There was plenty of other cool stuff to see, though.
This is partially the art style of the steppe nomads I love so much. This particular gold sheet combines the zoomorphic Animal Style of steppe nomads (the running deer, in particular, is a motif found in various ethnicities across the steppes) and Near Eastern art (the trellis encasing the deer and ibex).
The Lindow Man is a marvel of conservation. Mummies are very fragile. When I saw that episode of Castle when the workers break down a wall and find a sarcophagous, then a so-called archeologist shows up and says “Open it!” A very concerned “No!” actually escaped my lips and I lunged at the screen to stop them before catching myself and feeling rather silly. And then Castle went and opened it without asking…*shudder*. There’s a very good reason mummies are treated so delicately and only handled in controlled environments.
The Lindow Man has been immersed in a chemical which prevents shrinkage during drying, frozen encased in cling wrap, then freeze dried (to remove the water). Now, he sits on display out in the open. There’s no glass case around him. The only protection he has from the elements is that he faces a corner of the room and has an overhang above him, presumably to prevent deterioration caused by UV light. And he looks amazing (well, from a preservation standpoint, at least).
There were even a couple crocodilian-related things—specifically Nile crocs (Crocodylus niloticus). Or, more likely, desert crocs (Crocodylus suchus). The two have only recently been recognized as separate species by modern scientists, though the Ancient Egyptians could tell. They preferentially interacted with the calmer desert croc, turning them into mummies and even keeping them as pets.
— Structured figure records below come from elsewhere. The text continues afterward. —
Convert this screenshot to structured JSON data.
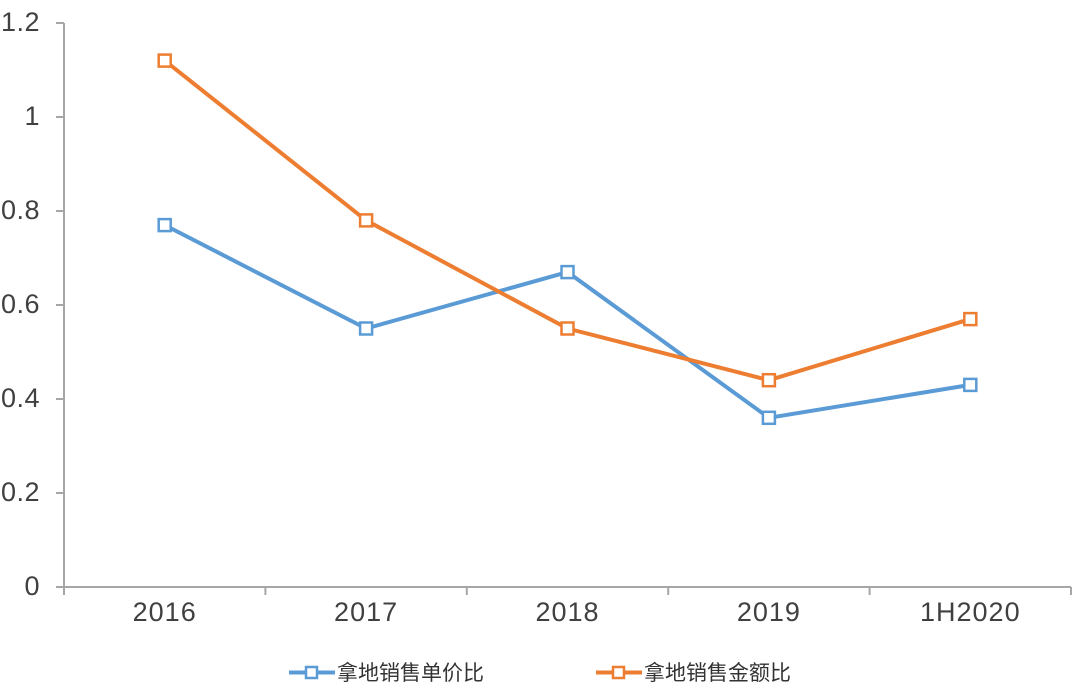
{
  "chart_data": {
    "type": "line",
    "categories": [
      "2016",
      "2017",
      "2018",
      "2019",
      "1H2020"
    ],
    "series": [
      {
        "name": "拿地销售单价比",
        "color": "#5B9BD5",
        "values": [
          0.77,
          0.55,
          0.67,
          0.36,
          0.43
        ]
      },
      {
        "name": "拿地销售金额比",
        "color": "#ED7D31",
        "values": [
          1.12,
          0.78,
          0.55,
          0.44,
          0.57
        ]
      }
    ],
    "title": "",
    "xlabel": "",
    "ylabel": "",
    "ylim": [
      0,
      1.2
    ],
    "yticks": [
      0,
      0.2,
      0.4,
      0.6,
      0.8,
      1,
      1.2
    ],
    "ytick_labels": [
      "0",
      "0.2",
      "0.4",
      "0.6",
      "0.8",
      "1",
      "1.2"
    ],
    "grid": false,
    "legend_position": "bottom",
    "marker": "open-square",
    "axis_color": "#A6A6A6",
    "label_color": "#404040"
  }
}
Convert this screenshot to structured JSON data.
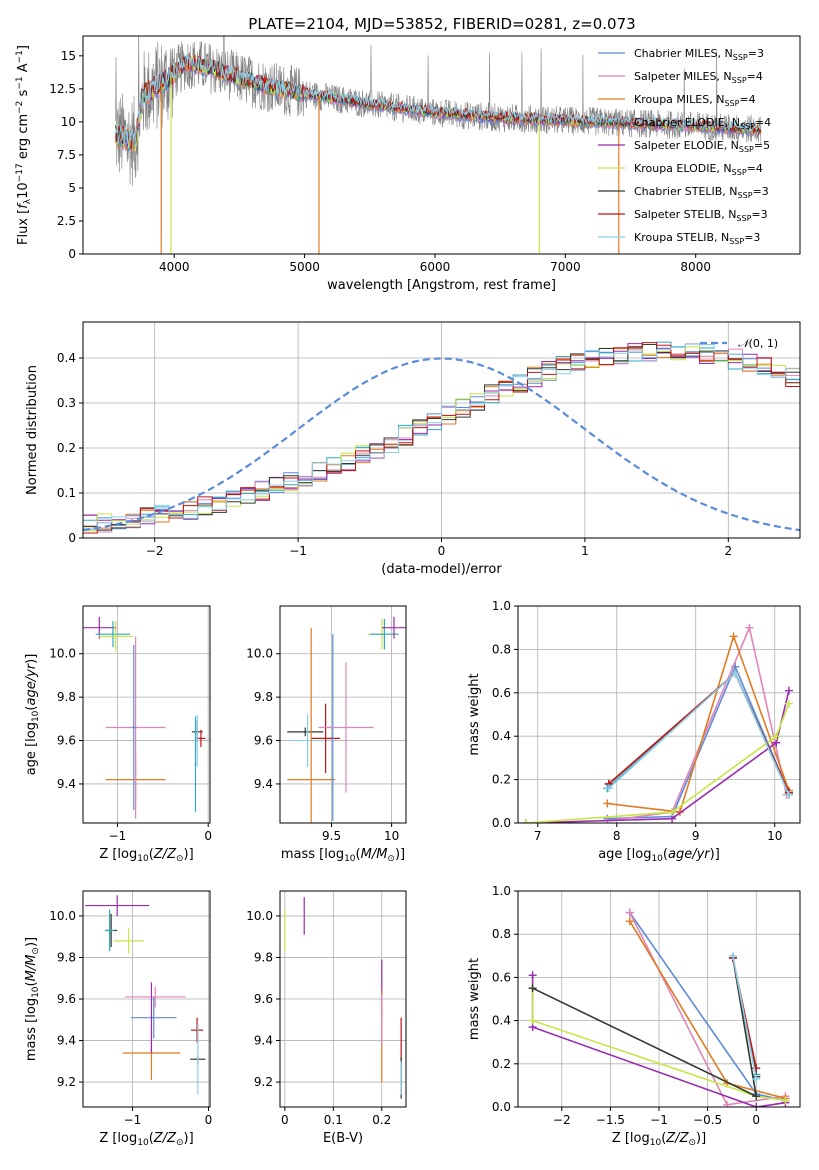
{
  "figure": {
    "title": "PLATE=2104, MJD=53852, FIBERID=0281, z=0.073"
  },
  "colors": {
    "chabrier_miles": "#5b8bdb",
    "salpeter_miles": "#e085b9",
    "kroupa_miles": "#e07b22",
    "chabrier_elodie": "#32a9c2",
    "salpeter_elodie": "#9a2bb0",
    "kroupa_elodie": "#c7e646",
    "chabrier_stelib": "#2e3b2e",
    "salpeter_stelib": "#bf1616",
    "kroupa_stelib": "#8ccfe8",
    "observed": "#808080",
    "gaussian": "#5b8bdb"
  },
  "chart_data": [
    {
      "id": "spectrum",
      "type": "line",
      "title": "PLATE=2104, MJD=53852, FIBERID=0281, z=0.073",
      "xlabel": "wavelength [Angstrom, rest frame]",
      "ylabel": "Flux [f_λ 10^-17 erg cm^-2 s^-1 A^-1]",
      "xlim": [
        3300,
        8800
      ],
      "ylim": [
        0,
        16.5
      ],
      "xticks": [
        4000,
        5000,
        6000,
        7000,
        8000
      ],
      "yticks": [
        0.0,
        2.5,
        5.0,
        7.5,
        10.0,
        12.5,
        15.0
      ],
      "legend_position": "top-right",
      "continuum": [
        [
          3550,
          9.0
        ],
        [
          3700,
          8.5
        ],
        [
          3760,
          12.0
        ],
        [
          3950,
          13.2
        ],
        [
          4100,
          14.5
        ],
        [
          4300,
          14.0
        ],
        [
          4500,
          13.3
        ],
        [
          4800,
          12.5
        ],
        [
          5200,
          11.8
        ],
        [
          5600,
          11.2
        ],
        [
          6000,
          10.7
        ],
        [
          6500,
          10.3
        ],
        [
          7000,
          10.1
        ],
        [
          7500,
          9.9
        ],
        [
          8000,
          9.7
        ],
        [
          8500,
          9.4
        ]
      ],
      "series": [
        {
          "name": "Chabrier MILES",
          "nssp": "3"
        },
        {
          "name": "Salpeter MILES",
          "nssp": "4"
        },
        {
          "name": "Kroupa MILES",
          "nssp": "4"
        },
        {
          "name": "Chabrier ELODIE",
          "nssp": "4"
        },
        {
          "name": "Salpeter ELODIE",
          "nssp": "5"
        },
        {
          "name": "Kroupa ELODIE",
          "nssp": "4"
        },
        {
          "name": "Chabrier STELIB",
          "nssp": "3"
        },
        {
          "name": "Salpeter STELIB",
          "nssp": "3"
        },
        {
          "name": "Kroupa STELIB",
          "nssp": "3"
        }
      ]
    },
    {
      "id": "residuals",
      "type": "histogram",
      "xlabel": "(data-model)/error",
      "ylabel": "Normed distribution",
      "xlim": [
        -2.5,
        2.5
      ],
      "ylim": [
        0,
        0.48
      ],
      "xticks": [
        -2,
        -1,
        0,
        1,
        2
      ],
      "yticks": [
        0.0,
        0.1,
        0.2,
        0.3,
        0.4
      ],
      "legend_entry": "N(0,1)",
      "legend_position": "top-right",
      "bin_width": 0.1,
      "approx_density": [
        0.03,
        0.033,
        0.037,
        0.041,
        0.046,
        0.051,
        0.057,
        0.064,
        0.071,
        0.079,
        0.087,
        0.096,
        0.105,
        0.115,
        0.126,
        0.137,
        0.148,
        0.16,
        0.172,
        0.184,
        0.196,
        0.21,
        0.228,
        0.243,
        0.262,
        0.275,
        0.29,
        0.304,
        0.318,
        0.33,
        0.345,
        0.358,
        0.37,
        0.381,
        0.39,
        0.397,
        0.402,
        0.405,
        0.41,
        0.413,
        0.415,
        0.415,
        0.413,
        0.409,
        0.404,
        0.398,
        0.39,
        0.38,
        0.37,
        0.358,
        0.345,
        0.33,
        0.316,
        0.301,
        0.286,
        0.27,
        0.255,
        0.239,
        0.223,
        0.208,
        0.192,
        0.177,
        0.162,
        0.148,
        0.135,
        0.122,
        0.11,
        0.099,
        0.089,
        0.079,
        0.07,
        0.062,
        0.055,
        0.048,
        0.042,
        0.037,
        0.032,
        0.028,
        0.025,
        0.023
      ],
      "gaussian": {
        "mu": 0,
        "sigma": 1
      }
    },
    {
      "id": "age_vs_Z",
      "type": "errorbar",
      "xlabel": "Z [log10(Z/Z☉)]",
      "ylabel": "age [log10(age/yr)]",
      "xlim": [
        -1.38,
        0.02
      ],
      "ylim": [
        9.22,
        10.22
      ],
      "xticks": [
        -1,
        0
      ],
      "yticks": [
        9.4,
        9.6,
        9.8,
        10.0
      ],
      "points": [
        {
          "s": "salpeter_elodie",
          "x": -1.2,
          "xe": 0.19,
          "y": 10.12,
          "ye": 0.05
        },
        {
          "s": "chabrier_elodie",
          "x": -1.05,
          "xe": 0.19,
          "y": 10.09,
          "ye": 0.06
        },
        {
          "s": "kroupa_elodie",
          "x": -1.02,
          "xe": 0.19,
          "y": 10.08,
          "ye": 0.07
        },
        {
          "s": "kroupa_miles",
          "x": -0.8,
          "xe": 0.33,
          "y": 9.42,
          "ye": 0.12
        },
        {
          "s": "salpeter_miles",
          "x": -0.8,
          "xe": 0.33,
          "y": 9.66,
          "ye": 0.42
        },
        {
          "s": "chabrier_miles",
          "x": -0.82,
          "xe": 0.02,
          "y": 9.66,
          "ye": 0.38
        },
        {
          "s": "chabrier_stelib",
          "x": -0.12,
          "xe": 0.06,
          "y": 9.64,
          "ye": 0.05
        },
        {
          "s": "salpeter_stelib",
          "x": -0.08,
          "xe": 0.05,
          "y": 9.61,
          "ye": 0.04
        },
        {
          "s": "kroupa_stelib",
          "x": -0.12,
          "xe": 0.01,
          "y": 9.6,
          "ye": 0.12
        },
        {
          "s": "chabrier_elodie",
          "x": -0.14,
          "xe": 0.01,
          "y": 9.49,
          "ye": 0.22
        }
      ]
    },
    {
      "id": "age_vs_mass",
      "type": "errorbar",
      "xlabel": "mass [log10(M/M☉)]",
      "ylabel": "",
      "xlim": [
        9.07,
        10.12
      ],
      "ylim": [
        9.22,
        10.22
      ],
      "xticks": [
        9.5,
        10.0
      ],
      "yticks": [
        9.4,
        9.6,
        9.8,
        10.0
      ],
      "points": [
        {
          "s": "chabrier_stelib",
          "x": 9.28,
          "xe": 0.15,
          "y": 9.64,
          "ye": 0.02
        },
        {
          "s": "kroupa_stelib",
          "x": 9.3,
          "xe": 0.15,
          "y": 9.6,
          "ye": 0.12
        },
        {
          "s": "salpeter_stelib",
          "x": 9.45,
          "xe": 0.12,
          "y": 9.61,
          "ye": 0.16
        },
        {
          "s": "kroupa_miles",
          "x": 9.33,
          "xe": 0.2,
          "y": 9.42,
          "ye": 0.7
        },
        {
          "s": "chabrier_miles",
          "x": 9.51,
          "xe": 0.02,
          "y": 9.66,
          "ye": 0.43
        },
        {
          "s": "salpeter_miles",
          "x": 9.62,
          "xe": 0.23,
          "y": 9.66,
          "ye": 0.3
        },
        {
          "s": "kroupa_elodie",
          "x": 9.92,
          "xe": 0.12,
          "y": 10.09,
          "ye": 0.07
        },
        {
          "s": "chabrier_elodie",
          "x": 9.94,
          "xe": 0.12,
          "y": 10.09,
          "ye": 0.07
        },
        {
          "s": "salpeter_elodie",
          "x": 10.02,
          "xe": 0.1,
          "y": 10.12,
          "ye": 0.05
        }
      ]
    },
    {
      "id": "weight_vs_age",
      "type": "line",
      "xlabel": "age [log10(age/yr)]",
      "ylabel": "mass weight",
      "xlim": [
        6.75,
        10.32
      ],
      "ylim": [
        0,
        1.0
      ],
      "xticks": [
        7,
        8,
        9,
        10
      ],
      "yticks": [
        0.0,
        0.2,
        0.4,
        0.6,
        0.8,
        1.0
      ],
      "series": [
        {
          "s": "chabrier_miles",
          "x": [
            7.88,
            8.7,
            9.5,
            10.18
          ],
          "y": [
            0.02,
            0.03,
            0.72,
            0.14
          ]
        },
        {
          "s": "salpeter_miles",
          "x": [
            7.88,
            8.7,
            9.68,
            10.15
          ],
          "y": [
            0.01,
            0.05,
            0.9,
            0.13
          ]
        },
        {
          "s": "kroupa_miles",
          "x": [
            7.88,
            8.8,
            9.48,
            10.18
          ],
          "y": [
            0.09,
            0.05,
            0.86,
            0.15
          ]
        },
        {
          "s": "chabrier_elodie",
          "x": [
            7.88,
            9.5,
            10.18
          ],
          "y": [
            0.16,
            0.69,
            0.13
          ]
        },
        {
          "s": "salpeter_elodie",
          "x": [
            6.85,
            8.7,
            10.02,
            10.18
          ],
          "y": [
            0.0,
            0.02,
            0.37,
            0.61
          ]
        },
        {
          "s": "kroupa_elodie",
          "x": [
            6.85,
            8.7,
            10.02,
            10.18
          ],
          "y": [
            0.0,
            0.05,
            0.4,
            0.55
          ]
        },
        {
          "s": "chabrier_stelib",
          "x": [
            7.9,
            9.5,
            10.18
          ],
          "y": [
            0.18,
            0.69,
            0.14
          ]
        },
        {
          "s": "salpeter_stelib",
          "x": [
            7.9,
            9.5,
            10.18
          ],
          "y": [
            0.18,
            0.69,
            0.14
          ]
        },
        {
          "s": "kroupa_stelib",
          "x": [
            7.9,
            9.5,
            10.18
          ],
          "y": [
            0.16,
            0.69,
            0.13
          ]
        }
      ]
    },
    {
      "id": "mass_vs_Z",
      "type": "errorbar",
      "xlabel": "Z [log10(Z/Z☉)]",
      "ylabel": "mass [log10(M/M☉)]",
      "xlim": [
        -1.65,
        0.02
      ],
      "ylim": [
        9.08,
        10.12
      ],
      "xticks": [
        -1,
        0
      ],
      "yticks": [
        9.2,
        9.4,
        9.6,
        9.8,
        10.0
      ],
      "points": [
        {
          "s": "salpeter_elodie",
          "x": -1.2,
          "xe": 0.42,
          "y": 10.05,
          "ye": 0.05
        },
        {
          "s": "chabrier_stelib",
          "x": -1.28,
          "xe": 0.08,
          "y": 9.93,
          "ye": 0.08
        },
        {
          "s": "chabrier_elodie",
          "x": -1.3,
          "xe": 0.06,
          "y": 9.93,
          "ye": 0.1
        },
        {
          "s": "kroupa_elodie",
          "x": -1.05,
          "xe": 0.2,
          "y": 9.88,
          "ye": 0.06
        },
        {
          "s": "salpeter_miles",
          "x": -0.7,
          "xe": 0.4,
          "y": 9.61,
          "ye": 0.05
        },
        {
          "s": "chabrier_miles",
          "x": -0.72,
          "xe": 0.3,
          "y": 9.51,
          "ye": 0.1
        },
        {
          "s": "kroupa_miles",
          "x": -0.75,
          "xe": 0.38,
          "y": 9.34,
          "ye": 0.13
        },
        {
          "s": "salpeter_elodie",
          "x": -0.75,
          "xe": 0.01,
          "y": 9.51,
          "ye": 0.17
        },
        {
          "s": "salpeter_stelib",
          "x": -0.15,
          "xe": 0.08,
          "y": 9.45,
          "ye": 0.06
        },
        {
          "s": "chabrier_stelib",
          "x": -0.14,
          "xe": 0.1,
          "y": 9.31,
          "ye": 0.02
        },
        {
          "s": "kroupa_stelib",
          "x": -0.14,
          "xe": 0.01,
          "y": 9.31,
          "ye": 0.17
        }
      ]
    },
    {
      "id": "mass_vs_EBV",
      "type": "errorbar",
      "xlabel": "E(B-V)",
      "ylabel": "",
      "xlim": [
        -0.01,
        0.25
      ],
      "ylim": [
        9.08,
        10.12
      ],
      "xticks": [
        0.0,
        0.1,
        0.2
      ],
      "yticks": [
        9.2,
        9.4,
        9.6,
        9.8,
        10.0
      ],
      "points": [
        {
          "s": "kroupa_elodie",
          "x": 0.0,
          "xe": 0.0,
          "y": 9.93,
          "ye": 0.1
        },
        {
          "s": "salpeter_elodie",
          "x": 0.04,
          "xe": 0.0,
          "y": 10.0,
          "ye": 0.09
        },
        {
          "s": "salpeter_elodie",
          "x": 0.2,
          "xe": 0.0,
          "y": 9.64,
          "ye": 0.15
        },
        {
          "s": "kroupa_miles",
          "x": 0.2,
          "xe": 0.0,
          "y": 9.42,
          "ye": 0.22
        },
        {
          "s": "salpeter_miles",
          "x": 0.2,
          "xe": 0.0,
          "y": 9.5,
          "ye": 0.12
        },
        {
          "s": "salpeter_stelib",
          "x": 0.24,
          "xe": 0.0,
          "y": 9.33,
          "ye": 0.18
        },
        {
          "s": "chabrier_stelib",
          "x": 0.24,
          "xe": 0.0,
          "y": 9.22,
          "ye": 0.1
        },
        {
          "s": "kroupa_stelib",
          "x": 0.24,
          "xe": 0.0,
          "y": 9.22,
          "ye": 0.08
        }
      ]
    },
    {
      "id": "weight_vs_Z",
      "type": "line",
      "xlabel": "Z [log10(Z/Z☉)]",
      "ylabel": "mass weight",
      "xlim": [
        -2.45,
        0.45
      ],
      "ylim": [
        0,
        1.0
      ],
      "xticks": [
        -2.0,
        -1.5,
        -1.0,
        -0.5,
        0.0
      ],
      "yticks": [
        0.0,
        0.2,
        0.4,
        0.6,
        0.8,
        1.0
      ],
      "series": [
        {
          "s": "chabrier_miles",
          "x": [
            -1.3,
            0.0,
            0.3
          ],
          "y": [
            0.9,
            0.06,
            0.03
          ]
        },
        {
          "s": "salpeter_miles",
          "x": [
            -1.3,
            -0.3,
            0.3
          ],
          "y": [
            0.9,
            0.01,
            0.05
          ]
        },
        {
          "s": "kroupa_miles",
          "x": [
            -1.3,
            -0.3,
            0.3
          ],
          "y": [
            0.86,
            0.11,
            0.04
          ]
        },
        {
          "s": "chabrier_elodie",
          "x": [
            -0.24,
            0.0
          ],
          "y": [
            0.69,
            0.15
          ]
        },
        {
          "s": "salpeter_elodie",
          "x": [
            -2.3,
            -2.3,
            0.0,
            0.3
          ],
          "y": [
            0.61,
            0.37,
            0.0,
            0.02
          ]
        },
        {
          "s": "kroupa_elodie",
          "x": [
            -2.3,
            -2.3,
            0.0,
            0.3
          ],
          "y": [
            0.55,
            0.4,
            0.05,
            0.03
          ]
        },
        {
          "s": "chabrier_stelib",
          "x": [
            -2.3,
            0.0,
            -0.24,
            0.0
          ],
          "y": [
            0.55,
            0.05,
            0.69,
            0.14
          ]
        },
        {
          "s": "salpeter_stelib",
          "x": [
            -0.24,
            0.0
          ],
          "y": [
            0.69,
            0.18
          ]
        },
        {
          "s": "kroupa_stelib",
          "x": [
            -0.24,
            0.0
          ],
          "y": [
            0.7,
            0.13
          ]
        }
      ]
    }
  ]
}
That last one is a ceremonial suit of armor made of crocodile skin (complete with osteoderms!). The British museum has curators scheduled in rooms at various times to lead 45 min tours highlighting some of the objects and expounding on their history. The guy leading the tour in this room was really quite awesome.
This was likely worn by an Egyptian auxiliary soldier as a way of showing national pride while on parade. The suit is actually turned around relative to how it was on the croc—the croc’s back is on the soldier’s front and vice-versa. A second, smaller croc’s back was used to make the helmet. The pauldrons were made by simply cutting hinged armholes, then preparing them in such a way that they stuck out.
And if you take your own trip to the British Museum, I recommend stopping by the Tea and Tattle across the street and a block west for traditional English Tea. Their scones are mouth-wateringly delicious. I didn’t know scones could taste that good. UI Food services, may I suggest rethinking your recipe?